Maybe you are like me and didn’t really notice when the Contra Costa Times went broke and was sold. Maybe you hardly noticed when it became the ‘East Bay Times” its slew of seasoned reporters who lived in the communities they wrote about were let go, and the youngest and cheapest were left to man the boat. After ten years of struggling to hang on for dear life I had finally begun to develop a comfortable working relationship with my favorite reporters – all of whom are lost fired. One of them I talked to was working as a substitute teacher. One was getting ready to start a blog. You can imagine.
If you wonder why the mayor of our town can say anything he wants about any policy and no one challenges him about the pesky truth its because our local paper has become a ghost town with one overwhelmed reporter and one overwhelmed editor handling the bulk of the work.
So were pretty dam lucky to get this.
‘The beavers are still around’: Martinez Beaver Festival 2018 will be full of surprises
MARTINEZ — The festival that sprung from a successful 2007 grassroots effort to save a family of beavers is coming to town this year with promises of a live painting, readings from a new beaver book, and new locations where organizers say the semiaquatic critters have moved.
The festival’s June 30 date just so happens to coincide with the West Coast premier of the film “The Beaver Believers,” which covers the struggles of the American beaver in the wake of climate change. The film will premier June 28 at the Empress Theater in Vallejo.

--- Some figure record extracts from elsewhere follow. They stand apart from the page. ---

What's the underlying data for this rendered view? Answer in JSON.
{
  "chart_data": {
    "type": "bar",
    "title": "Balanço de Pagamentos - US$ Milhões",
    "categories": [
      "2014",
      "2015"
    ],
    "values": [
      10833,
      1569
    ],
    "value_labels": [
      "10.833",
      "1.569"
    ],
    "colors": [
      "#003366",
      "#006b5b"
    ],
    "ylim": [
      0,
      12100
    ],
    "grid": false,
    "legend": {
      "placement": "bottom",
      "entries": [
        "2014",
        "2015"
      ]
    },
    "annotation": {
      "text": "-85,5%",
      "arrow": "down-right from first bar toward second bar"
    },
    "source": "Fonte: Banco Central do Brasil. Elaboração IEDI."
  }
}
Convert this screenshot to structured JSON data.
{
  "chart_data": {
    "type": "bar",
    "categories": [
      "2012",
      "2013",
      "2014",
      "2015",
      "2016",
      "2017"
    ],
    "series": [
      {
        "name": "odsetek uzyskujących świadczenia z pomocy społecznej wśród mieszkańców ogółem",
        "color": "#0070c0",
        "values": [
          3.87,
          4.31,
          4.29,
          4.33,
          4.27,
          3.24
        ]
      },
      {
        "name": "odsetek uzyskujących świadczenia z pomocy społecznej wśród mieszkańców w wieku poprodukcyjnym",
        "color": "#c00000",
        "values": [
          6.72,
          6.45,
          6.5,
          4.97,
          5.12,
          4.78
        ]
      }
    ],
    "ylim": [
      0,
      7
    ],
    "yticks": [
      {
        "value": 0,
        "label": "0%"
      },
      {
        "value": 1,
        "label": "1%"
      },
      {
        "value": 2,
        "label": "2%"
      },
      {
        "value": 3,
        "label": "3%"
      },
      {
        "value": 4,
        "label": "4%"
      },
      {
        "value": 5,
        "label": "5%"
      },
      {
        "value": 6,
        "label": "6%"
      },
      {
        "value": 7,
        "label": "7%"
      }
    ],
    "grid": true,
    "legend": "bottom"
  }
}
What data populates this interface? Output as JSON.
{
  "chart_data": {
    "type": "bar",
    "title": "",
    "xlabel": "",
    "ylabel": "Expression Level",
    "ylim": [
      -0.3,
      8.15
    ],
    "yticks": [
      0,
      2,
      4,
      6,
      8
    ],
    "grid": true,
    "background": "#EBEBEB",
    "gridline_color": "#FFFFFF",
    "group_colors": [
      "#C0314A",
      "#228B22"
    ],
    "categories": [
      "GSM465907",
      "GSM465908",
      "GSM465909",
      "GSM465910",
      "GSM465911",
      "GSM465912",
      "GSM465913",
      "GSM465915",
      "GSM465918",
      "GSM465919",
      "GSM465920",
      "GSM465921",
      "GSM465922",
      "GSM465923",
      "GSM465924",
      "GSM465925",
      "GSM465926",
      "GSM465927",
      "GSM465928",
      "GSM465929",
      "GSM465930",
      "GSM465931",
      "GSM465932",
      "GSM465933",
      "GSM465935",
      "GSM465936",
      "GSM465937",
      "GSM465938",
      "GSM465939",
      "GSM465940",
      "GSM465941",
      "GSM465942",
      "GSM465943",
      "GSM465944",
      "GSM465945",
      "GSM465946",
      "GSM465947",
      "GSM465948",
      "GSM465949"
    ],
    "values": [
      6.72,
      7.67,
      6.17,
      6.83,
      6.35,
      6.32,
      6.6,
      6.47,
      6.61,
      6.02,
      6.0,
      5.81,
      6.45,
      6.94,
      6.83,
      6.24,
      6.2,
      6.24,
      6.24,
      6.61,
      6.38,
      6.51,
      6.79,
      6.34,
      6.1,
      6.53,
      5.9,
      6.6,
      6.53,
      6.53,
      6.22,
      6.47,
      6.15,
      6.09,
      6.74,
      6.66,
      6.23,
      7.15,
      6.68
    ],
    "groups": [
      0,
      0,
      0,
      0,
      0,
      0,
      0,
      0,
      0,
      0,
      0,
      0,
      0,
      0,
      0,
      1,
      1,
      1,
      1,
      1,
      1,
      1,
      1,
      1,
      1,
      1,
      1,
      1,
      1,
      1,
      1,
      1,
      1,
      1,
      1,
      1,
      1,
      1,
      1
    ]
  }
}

The festival, now in its 11th year, blossomed from a 2007 controversy over what to do with a group of beavers that had built a dam blocking Alhambra Creek. The first thought was to kill them, but community outraged ensued. Eventually, a flow device was used to move the dam.
Well, ahem. no actually. Not MOVE the dam, just move the water past the dam. But hey, Nate did a pretty nice job. Once in charge of just the court story’s in Martinez, now he has to cover everything. He started out in our conversation thinking the beavers lived IN the dam – so baby steps, right?
“I don’t think it’s an accident that Martinez is the hometown of John Muir and all these people grew up taking field trips to his house and being informed about nature,” Perryman said. “I think that really helped.”
This year’s Beaver Festival will feature a live chalk painting by artist Amy G. Hall, and a live reading by author Ben Goldfarb of his new book, “Eager: The surprising, secret lives of beavers and why they matter.”
Beaver Festival 2018 will start at 11 a.m. on June 30 and go through 4 p.m. It is at Susana Park, near the intersection of Susana and Estudillo streets.
Ahh, he liked that quote. I could feel it register in our conversation. There are a lot of parts I wished could have made it into the article. Like the fact that the Martinez beavers and the festival were actually IN the film. Or that we were also IN the book too. Or the fact that Amy will be working on her giant painting for two days. But hey we’re lucky to get that, The fun part about the article is that it has multiple mis-atributed photos – stolen equally from Cheryl, myself, and even Rusty I think! It is true that some indeed are by Susan Pollard their photographer as stated but they have no idea which, and now they never will.
They first shocked me by stealing that tail up photo in 2007 and now it’s in their vault and isn’t coming out. Never mind. We know the truth, right?
Speaking of the truth about beavers, 100 copies of Ben’s book were delivered to the house yesterday for all the events when he’s here. I told him I would be happy to baby sit. Now I’m surrounded by beaver boxes just waiting for the big day.
And speaking of really being surrounded by amazing things, our good friend Rusty Cohn sent these from yesterday morning when he had a most wonder-filled visit to the Tulocay creek beavers. Rusty bemoaned his limited lcamera and talked about the bitter choice between a new lens and a new car.
I scoffed and said which one I obviously thought was more important.